Ese “ver caer” de Ortega y Gasset, o el “destruir” a que me referiré, no está expresado en términos figurativos, sino en sentido literal. Cada día que pasa se sigue demoliendo aquello que con grandes esfuerzos construyeron las generaciones pasadas junto a parte de las actuales, ya que nuestra vida política contrajo uno de los peores hábitos existentes: la violencia. Es este el germen que nos tiene enfermos, y en nuestro desespero no se vislumbra ninguna señal de recuperación.

¿Han notado que nuestras pasiones están alteradas? Eso es porque dependen en gran parte de nuestras costumbres. Se puede decir que la costumbre tiene dos efectos originales sobre la mente: primero, proporciona mayor facilidad para realizar una acción; y segundo, proporciona una tendencia o inclinación hacia ello. De ahí los espectaculares beneficios de tener hábitos saludables.

Es por eso que, cuando una persona se encamina a la realización de una acción a que no está acostumbrada, existe cierta torpeza o reticencia según el caso. Un ejemplo pedestre de la primera, puede ser el de una persona que quiere correr una maratón pero no ha tenido la constancia de entrenar, le resultará imposible. A su vez, un ejemplo de la segunda, puede ser aquella persona que nunca había mentido, pero hubo un día que tuvo que hacerlo por ciertos motivos; al principio si bien se sintió culpable, luego comenzó a repetirlo hasta que ya no tuvo ningún reproche moral interno.
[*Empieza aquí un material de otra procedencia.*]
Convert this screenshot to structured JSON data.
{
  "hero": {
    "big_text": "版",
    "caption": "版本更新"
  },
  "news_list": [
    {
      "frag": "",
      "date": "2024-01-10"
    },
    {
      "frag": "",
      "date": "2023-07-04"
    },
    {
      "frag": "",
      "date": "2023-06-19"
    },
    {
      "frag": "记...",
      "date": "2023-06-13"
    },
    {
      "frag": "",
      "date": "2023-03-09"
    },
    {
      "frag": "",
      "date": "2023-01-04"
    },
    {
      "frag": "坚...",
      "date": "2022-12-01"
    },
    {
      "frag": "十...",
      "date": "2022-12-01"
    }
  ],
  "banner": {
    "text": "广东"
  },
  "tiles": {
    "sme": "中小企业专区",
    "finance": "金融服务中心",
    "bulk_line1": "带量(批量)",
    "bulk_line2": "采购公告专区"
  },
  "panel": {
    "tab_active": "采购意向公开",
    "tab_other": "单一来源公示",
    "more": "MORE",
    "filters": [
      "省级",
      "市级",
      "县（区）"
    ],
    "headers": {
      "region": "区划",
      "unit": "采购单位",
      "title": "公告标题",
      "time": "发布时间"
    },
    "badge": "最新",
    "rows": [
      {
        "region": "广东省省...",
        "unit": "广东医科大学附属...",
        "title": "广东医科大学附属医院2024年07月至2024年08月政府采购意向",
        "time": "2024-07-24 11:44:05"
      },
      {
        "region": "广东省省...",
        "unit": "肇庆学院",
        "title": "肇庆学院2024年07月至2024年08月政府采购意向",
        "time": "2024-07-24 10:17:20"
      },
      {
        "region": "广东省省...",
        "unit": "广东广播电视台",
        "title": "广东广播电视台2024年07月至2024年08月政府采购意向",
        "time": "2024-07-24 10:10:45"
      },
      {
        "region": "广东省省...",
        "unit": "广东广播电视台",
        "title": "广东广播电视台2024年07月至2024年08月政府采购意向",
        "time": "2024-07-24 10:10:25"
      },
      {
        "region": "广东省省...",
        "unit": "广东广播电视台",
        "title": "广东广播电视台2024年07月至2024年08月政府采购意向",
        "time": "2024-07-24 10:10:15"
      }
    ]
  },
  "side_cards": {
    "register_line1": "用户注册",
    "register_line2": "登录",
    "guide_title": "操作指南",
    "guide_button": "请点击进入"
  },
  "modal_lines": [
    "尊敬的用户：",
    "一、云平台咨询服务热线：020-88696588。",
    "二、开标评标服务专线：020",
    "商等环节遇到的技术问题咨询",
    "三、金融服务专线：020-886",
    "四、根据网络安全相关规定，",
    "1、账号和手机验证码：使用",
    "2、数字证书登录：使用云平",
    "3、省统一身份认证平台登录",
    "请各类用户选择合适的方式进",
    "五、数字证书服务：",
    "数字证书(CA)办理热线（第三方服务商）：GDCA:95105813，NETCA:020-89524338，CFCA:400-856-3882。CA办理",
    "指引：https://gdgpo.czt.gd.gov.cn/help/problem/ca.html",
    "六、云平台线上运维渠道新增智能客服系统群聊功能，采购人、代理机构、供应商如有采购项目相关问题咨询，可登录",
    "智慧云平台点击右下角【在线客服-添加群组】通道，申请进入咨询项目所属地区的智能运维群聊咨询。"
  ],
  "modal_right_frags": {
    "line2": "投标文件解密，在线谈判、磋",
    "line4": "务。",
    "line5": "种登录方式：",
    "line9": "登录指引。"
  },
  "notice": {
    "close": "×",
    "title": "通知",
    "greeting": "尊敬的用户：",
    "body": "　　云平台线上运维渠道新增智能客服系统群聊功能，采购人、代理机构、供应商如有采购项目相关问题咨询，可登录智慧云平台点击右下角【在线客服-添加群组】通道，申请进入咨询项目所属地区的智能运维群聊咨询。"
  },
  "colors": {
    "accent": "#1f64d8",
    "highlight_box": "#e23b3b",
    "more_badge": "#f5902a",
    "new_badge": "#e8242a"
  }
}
Se puede resumir lo anterior diciendo que la costumbre no proporciona tan sólo facilidad para realizar una acción, sino también una inclinación y tendencia hacia ella; de pronto, al agente ya no le resulta desagradable. De ahí que la costumbre incremente los hábitos activos y disminuya los pasivos. Sin embargo, y como un curioso caso, en Chile nos estamos acostumbrando a un hábito pasivo y otro activo al mismo tiempo. El hábito activo —y que nos terminará por destruir— es la violencia que se ejerce en forma sistemática y extendida en el territorio. El hábito pasivo en cambio, es la resignación de los ciudadanos a que la institucionalidad funcione y termine por acabar con la violencia privada. Un sector de la población quiere violentar, el otro ruega porque no le toque a él.
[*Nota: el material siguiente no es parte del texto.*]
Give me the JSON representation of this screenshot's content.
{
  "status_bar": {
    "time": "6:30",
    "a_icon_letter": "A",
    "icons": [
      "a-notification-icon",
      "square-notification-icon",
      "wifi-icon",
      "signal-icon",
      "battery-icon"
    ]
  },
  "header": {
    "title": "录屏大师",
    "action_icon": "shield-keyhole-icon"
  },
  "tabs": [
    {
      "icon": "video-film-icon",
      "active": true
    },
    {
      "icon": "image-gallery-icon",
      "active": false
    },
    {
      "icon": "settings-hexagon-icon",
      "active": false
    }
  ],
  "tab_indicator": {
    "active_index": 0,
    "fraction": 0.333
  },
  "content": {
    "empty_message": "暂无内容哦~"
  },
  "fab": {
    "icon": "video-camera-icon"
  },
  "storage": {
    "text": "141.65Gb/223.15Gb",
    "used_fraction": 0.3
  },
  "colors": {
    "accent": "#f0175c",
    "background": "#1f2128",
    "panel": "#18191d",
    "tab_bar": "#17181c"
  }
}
Y es que existen hábitos más fáciles que otros. Destruir es ridículamente más sencillo que construir algo. Ese es el fetiche de la destrucción y la quema: lograr algo por la vía más fácil y rápida. Aquel personaje que sale a romper viernes a viernes nunca pudo lograr nada en la vida y, como es muy difícil que llegue a lograr algo trascendente, busca conseguirlo por medio de la destrucción, creyendo, de forma inocente y torpe, de que con ello participa de algo noble, superior. Eso de que la primera línea sería una entidad anónima es la mayor de las mentiras, ya que es obvio que sus miembros se jactan de ser uno de sus miembros en el boca a boca.
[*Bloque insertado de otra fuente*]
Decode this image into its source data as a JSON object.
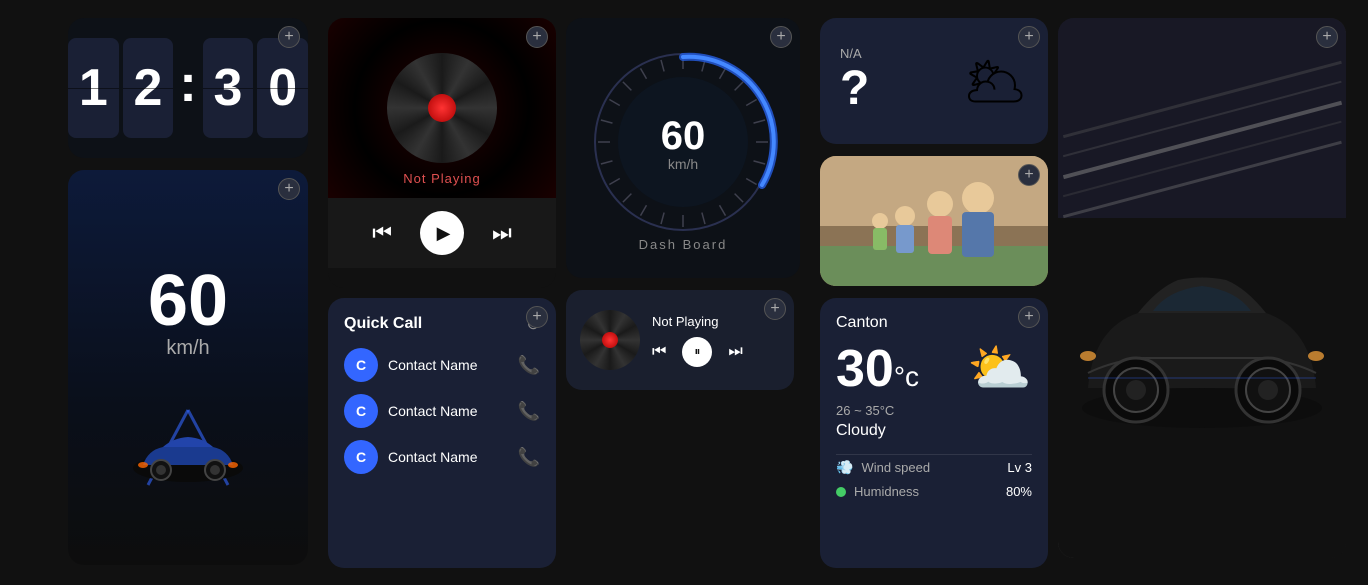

Así, estos hechos de violencia camuflados de pretensiones legítimas, lo único que han logrado es la destrucción de nuestro patrimonio y la privatización de espacios públicos a su antojo. Si con aquellos movimientos de los viernes en Plaza Baquedano pudo alguien pensar en que se iba a retomar un sentido de comunidad, estaba muy equivocado. Pasó todo lo contrario. Hoy Chile está más segregado que nunca, y así se mantendrá hasta que esto se detenga. Apunto con el dedo: los principales responsables de esta situación son los “políticos” —si es que aún se les puede decir así—, ya que si la política es un fenómeno de masas —como pensaba Ortega y Gasset—, es difícil considerar a los nuestros como tales, pues no controlan a nadie. Es una política lóbrega, sin gente, sin ciudadanos.

“Hasta que la dignidad se haga costumbre”; decía una de las proclamas del estallido social. Hoy lo único que se ha hecho costumbre es la violencia y la delincuencia, acaparando el foco de la opinión pública que debería estar puesto en otras materias que sí podrían devolvernos un poco de dignidad.